Neither during filming nor now does Evdike engage with the victim-perpetrator stereotypes so commonly used to describe the women. "If you look at them only as 'victims', well, maybe this 'victim' is a woman who killed people," she explains. "Or if not, then their husbands killed and the women saw it... They were part of it. But if you say, 'They are all killers,' this ignores the reality that some of them really were betrayed in the way they were brought here, or else have changed for the better since then. Either way, the attitude that they should just be left here in Syria, or killed, is the most horrible way of thinking of all."
Yet in terms of addressing the women's responsibility for their actions, The Return asks very little of its subjects. Hoda Muthana, for example, a 26-year-old mother from Hackensack, New Jersey, currently detained in Roj camp, previously drew national outrage in the US after she tweeted exhortations to Isis supporters to "kill" and "terrorise" Americans.
"Go on drive-bys and spill all of their blood, or rent a big truck and drive all over them," she tweeted in 2015 using the alias Umm Jihad.
These tweets are shown in The Return, but Muthana, participating in the workshop, never accounts for them on camera, apparently on the advice of her lawyers. It is a notable omission. What else is omitted?
Paradoxically, the absence of tough questioning, combined with the slow evolution of trust between Evdike, the crew and the women attending the workshop, allows the film its greatest strength: intimacy. The women are given space, and in that space emerges a unique portrayal of their terrible sorrow. There is no doubting the suffering they all have experienced during the war. But is suffering without self-responsibility enough reason to allow them home?
Moreover, this selective group – six of the most liberal revenants who wanted to participate in Evdike's workshop and were prepared to be filmed – does not reflect the overall camp populations in Roj or al-Hawl, which include westerners who are assassins, enforcers, recruiters and propagandists.
The film is unwittingly deceptive when it comes to the Syrian Kurds too. There is no doubting Evdike's commitment to establish dialogue with the women, nor the personal ordeal that involves. Yet the notion – so skilfully played by the Kurdish authorities and misadvertised by western media – that the Kurdish self-administration in northeastern Syria would allow western women and children home were it not merely for the intransigence of the UK and Europe, is a false narrative.
The Syrian Kurds, surrounded by enemies and conscious of the international political card these women and children present, have proved deeply unwilling to repatriate them even to countries that have approved their return. The obstacles to Shamima Begum's return lie as much in Qamishli as in Whitehall.
Nevertheless, those thirsty for Shamima Begum's tears in The Return have their thirst slaked.
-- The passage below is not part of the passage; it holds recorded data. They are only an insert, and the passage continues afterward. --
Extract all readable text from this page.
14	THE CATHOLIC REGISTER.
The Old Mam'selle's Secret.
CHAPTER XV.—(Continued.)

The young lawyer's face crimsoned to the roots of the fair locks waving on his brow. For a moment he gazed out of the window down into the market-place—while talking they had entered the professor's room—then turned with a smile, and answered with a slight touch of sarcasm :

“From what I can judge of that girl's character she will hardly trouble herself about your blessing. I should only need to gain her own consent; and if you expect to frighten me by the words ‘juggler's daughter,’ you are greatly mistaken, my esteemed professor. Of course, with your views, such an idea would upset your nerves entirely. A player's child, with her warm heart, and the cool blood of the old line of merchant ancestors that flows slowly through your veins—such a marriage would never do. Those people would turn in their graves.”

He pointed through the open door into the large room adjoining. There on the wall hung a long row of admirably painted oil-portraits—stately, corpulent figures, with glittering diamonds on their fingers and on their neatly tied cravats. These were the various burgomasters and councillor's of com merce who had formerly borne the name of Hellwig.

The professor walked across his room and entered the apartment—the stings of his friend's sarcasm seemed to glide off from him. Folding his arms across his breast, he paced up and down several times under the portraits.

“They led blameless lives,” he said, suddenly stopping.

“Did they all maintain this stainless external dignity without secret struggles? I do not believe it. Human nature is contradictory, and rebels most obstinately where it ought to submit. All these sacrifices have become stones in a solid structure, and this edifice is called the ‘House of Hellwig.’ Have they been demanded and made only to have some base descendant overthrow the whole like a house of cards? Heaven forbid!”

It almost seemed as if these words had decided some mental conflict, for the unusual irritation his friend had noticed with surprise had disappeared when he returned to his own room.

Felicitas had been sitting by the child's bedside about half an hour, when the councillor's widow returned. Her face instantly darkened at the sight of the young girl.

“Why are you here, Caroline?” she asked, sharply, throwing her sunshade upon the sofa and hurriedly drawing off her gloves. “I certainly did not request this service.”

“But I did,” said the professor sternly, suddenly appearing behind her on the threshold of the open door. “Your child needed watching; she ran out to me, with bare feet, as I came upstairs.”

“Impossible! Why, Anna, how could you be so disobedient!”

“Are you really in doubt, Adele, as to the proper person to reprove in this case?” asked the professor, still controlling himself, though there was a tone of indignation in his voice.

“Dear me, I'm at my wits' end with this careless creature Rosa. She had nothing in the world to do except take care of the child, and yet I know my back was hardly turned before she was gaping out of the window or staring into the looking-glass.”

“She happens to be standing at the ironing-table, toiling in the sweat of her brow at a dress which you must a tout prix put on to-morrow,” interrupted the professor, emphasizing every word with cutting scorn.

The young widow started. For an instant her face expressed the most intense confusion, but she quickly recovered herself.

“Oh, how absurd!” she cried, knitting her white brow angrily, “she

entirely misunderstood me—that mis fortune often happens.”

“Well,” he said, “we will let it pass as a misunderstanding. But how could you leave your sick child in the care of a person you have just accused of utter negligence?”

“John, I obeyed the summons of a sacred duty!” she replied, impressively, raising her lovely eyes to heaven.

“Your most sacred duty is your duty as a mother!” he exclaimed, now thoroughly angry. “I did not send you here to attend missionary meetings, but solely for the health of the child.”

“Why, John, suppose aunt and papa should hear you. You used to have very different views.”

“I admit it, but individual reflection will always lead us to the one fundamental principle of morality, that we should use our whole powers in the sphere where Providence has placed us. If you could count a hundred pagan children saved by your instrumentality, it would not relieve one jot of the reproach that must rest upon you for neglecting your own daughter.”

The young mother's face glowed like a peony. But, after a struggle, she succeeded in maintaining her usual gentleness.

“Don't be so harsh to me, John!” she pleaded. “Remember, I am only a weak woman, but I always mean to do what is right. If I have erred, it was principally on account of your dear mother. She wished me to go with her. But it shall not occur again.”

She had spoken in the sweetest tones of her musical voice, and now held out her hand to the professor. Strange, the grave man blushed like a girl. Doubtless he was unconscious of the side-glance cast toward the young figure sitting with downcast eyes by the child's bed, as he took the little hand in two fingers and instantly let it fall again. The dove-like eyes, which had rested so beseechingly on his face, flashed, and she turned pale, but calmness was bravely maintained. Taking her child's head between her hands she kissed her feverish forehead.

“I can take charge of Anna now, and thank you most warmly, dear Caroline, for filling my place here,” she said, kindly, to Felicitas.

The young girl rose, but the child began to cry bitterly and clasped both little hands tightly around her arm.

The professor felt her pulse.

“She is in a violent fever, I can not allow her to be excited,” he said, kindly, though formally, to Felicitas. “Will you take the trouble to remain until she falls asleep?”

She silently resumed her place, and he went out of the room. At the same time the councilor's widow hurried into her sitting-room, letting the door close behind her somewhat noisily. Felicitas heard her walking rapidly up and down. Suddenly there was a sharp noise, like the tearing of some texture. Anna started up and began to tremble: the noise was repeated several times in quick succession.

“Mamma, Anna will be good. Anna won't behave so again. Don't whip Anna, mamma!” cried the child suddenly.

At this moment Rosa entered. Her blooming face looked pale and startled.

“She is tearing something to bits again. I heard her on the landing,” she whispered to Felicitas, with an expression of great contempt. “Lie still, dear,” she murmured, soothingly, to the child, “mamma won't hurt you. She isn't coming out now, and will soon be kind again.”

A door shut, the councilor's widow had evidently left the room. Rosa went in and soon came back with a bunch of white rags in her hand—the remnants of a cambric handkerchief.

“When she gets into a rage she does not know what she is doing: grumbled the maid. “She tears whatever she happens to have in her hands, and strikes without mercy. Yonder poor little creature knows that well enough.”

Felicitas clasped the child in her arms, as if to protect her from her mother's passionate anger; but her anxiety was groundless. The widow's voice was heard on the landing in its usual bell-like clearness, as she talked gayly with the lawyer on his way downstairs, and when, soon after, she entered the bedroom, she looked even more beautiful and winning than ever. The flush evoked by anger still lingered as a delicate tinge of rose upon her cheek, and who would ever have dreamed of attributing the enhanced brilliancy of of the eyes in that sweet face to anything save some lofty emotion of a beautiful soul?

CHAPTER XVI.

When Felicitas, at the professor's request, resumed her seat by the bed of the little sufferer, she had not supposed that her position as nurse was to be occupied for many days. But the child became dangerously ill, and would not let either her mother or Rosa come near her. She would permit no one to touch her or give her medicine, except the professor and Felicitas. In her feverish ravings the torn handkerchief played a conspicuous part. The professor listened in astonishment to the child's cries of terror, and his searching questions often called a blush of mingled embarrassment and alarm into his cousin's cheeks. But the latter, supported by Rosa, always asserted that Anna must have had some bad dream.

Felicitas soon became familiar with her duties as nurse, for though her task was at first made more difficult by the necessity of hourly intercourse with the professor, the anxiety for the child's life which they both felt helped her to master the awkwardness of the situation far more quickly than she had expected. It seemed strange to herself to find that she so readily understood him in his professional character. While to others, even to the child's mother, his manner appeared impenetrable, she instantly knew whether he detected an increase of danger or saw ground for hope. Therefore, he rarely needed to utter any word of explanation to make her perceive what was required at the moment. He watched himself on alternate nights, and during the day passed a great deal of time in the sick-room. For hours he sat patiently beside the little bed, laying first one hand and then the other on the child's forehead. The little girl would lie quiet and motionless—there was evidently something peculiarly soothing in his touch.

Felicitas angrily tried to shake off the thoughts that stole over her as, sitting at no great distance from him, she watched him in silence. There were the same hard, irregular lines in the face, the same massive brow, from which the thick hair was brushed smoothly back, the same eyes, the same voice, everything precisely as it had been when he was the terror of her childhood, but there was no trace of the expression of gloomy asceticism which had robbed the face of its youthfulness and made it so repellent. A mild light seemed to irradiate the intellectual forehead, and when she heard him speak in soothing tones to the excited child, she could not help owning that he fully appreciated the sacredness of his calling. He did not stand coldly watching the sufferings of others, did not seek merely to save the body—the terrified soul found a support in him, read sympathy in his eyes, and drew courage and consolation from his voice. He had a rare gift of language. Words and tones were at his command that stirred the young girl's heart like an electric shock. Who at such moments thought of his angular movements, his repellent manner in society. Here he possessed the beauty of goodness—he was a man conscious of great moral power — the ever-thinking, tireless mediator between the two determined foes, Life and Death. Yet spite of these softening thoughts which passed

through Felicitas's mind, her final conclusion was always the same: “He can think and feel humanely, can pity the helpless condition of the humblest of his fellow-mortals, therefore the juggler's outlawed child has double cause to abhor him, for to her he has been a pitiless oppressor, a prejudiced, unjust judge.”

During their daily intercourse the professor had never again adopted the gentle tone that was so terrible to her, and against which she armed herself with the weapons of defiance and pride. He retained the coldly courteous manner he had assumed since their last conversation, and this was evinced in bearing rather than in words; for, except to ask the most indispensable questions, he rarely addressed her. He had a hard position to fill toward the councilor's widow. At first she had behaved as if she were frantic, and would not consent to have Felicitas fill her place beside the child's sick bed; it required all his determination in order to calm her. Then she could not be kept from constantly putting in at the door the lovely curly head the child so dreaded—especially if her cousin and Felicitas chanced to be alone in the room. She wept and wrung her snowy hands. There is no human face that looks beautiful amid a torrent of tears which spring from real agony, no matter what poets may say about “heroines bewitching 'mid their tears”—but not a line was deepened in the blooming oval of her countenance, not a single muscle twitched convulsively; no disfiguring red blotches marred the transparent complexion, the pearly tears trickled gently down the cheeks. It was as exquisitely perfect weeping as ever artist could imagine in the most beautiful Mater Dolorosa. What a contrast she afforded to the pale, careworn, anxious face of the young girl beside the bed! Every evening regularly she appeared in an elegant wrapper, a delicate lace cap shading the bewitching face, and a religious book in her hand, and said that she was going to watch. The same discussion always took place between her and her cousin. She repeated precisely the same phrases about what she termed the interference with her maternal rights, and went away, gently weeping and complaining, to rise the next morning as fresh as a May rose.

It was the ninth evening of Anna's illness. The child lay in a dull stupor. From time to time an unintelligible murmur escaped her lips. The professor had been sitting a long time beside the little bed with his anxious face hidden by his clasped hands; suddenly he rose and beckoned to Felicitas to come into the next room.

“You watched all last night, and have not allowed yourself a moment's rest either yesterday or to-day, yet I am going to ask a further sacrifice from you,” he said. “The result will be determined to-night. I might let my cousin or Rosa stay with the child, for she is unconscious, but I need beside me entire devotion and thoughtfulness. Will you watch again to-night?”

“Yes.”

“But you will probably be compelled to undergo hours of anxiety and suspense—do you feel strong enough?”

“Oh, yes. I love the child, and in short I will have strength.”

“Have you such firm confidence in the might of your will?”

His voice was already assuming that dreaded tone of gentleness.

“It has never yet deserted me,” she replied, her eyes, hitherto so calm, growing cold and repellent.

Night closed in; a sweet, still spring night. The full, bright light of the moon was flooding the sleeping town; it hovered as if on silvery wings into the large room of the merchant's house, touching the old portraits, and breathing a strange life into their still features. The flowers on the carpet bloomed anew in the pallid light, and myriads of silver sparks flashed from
She cries several times. She cries for her dead friends; cries for her dead children; cries to be with her mum. On each occasion, she sits with controlled poise, as if wanting to hold back something her eyes let go, so that watching her weep is like watching an Easter Island statue cry: an impression of oceanic sadness.
"I felt my whole world falling apart and I just couldn't do anything," she weeps, remembering how her children died one after the other. "I just wanted to kill myself. The only thing keeping me alive was the baby I was pregnant with. I felt like I had to do him right by getting out and giving him a normal life."
Shamima Begum was holding that thought above all others on February 13, 2019, fresh from the battle at Baghouz, when she heard a member of the Kurdish staff at al-Hawl camp mention that a British journalist was nearby and looking for her. So we met. She hoped that by speaking to me I would save the life of her unborn child.
In this way she ended up sitting in a cart a few months later watching children play with kites, a single tear running down her face, so alone that one of those there that day tells me, "It was as if her soul was skinned."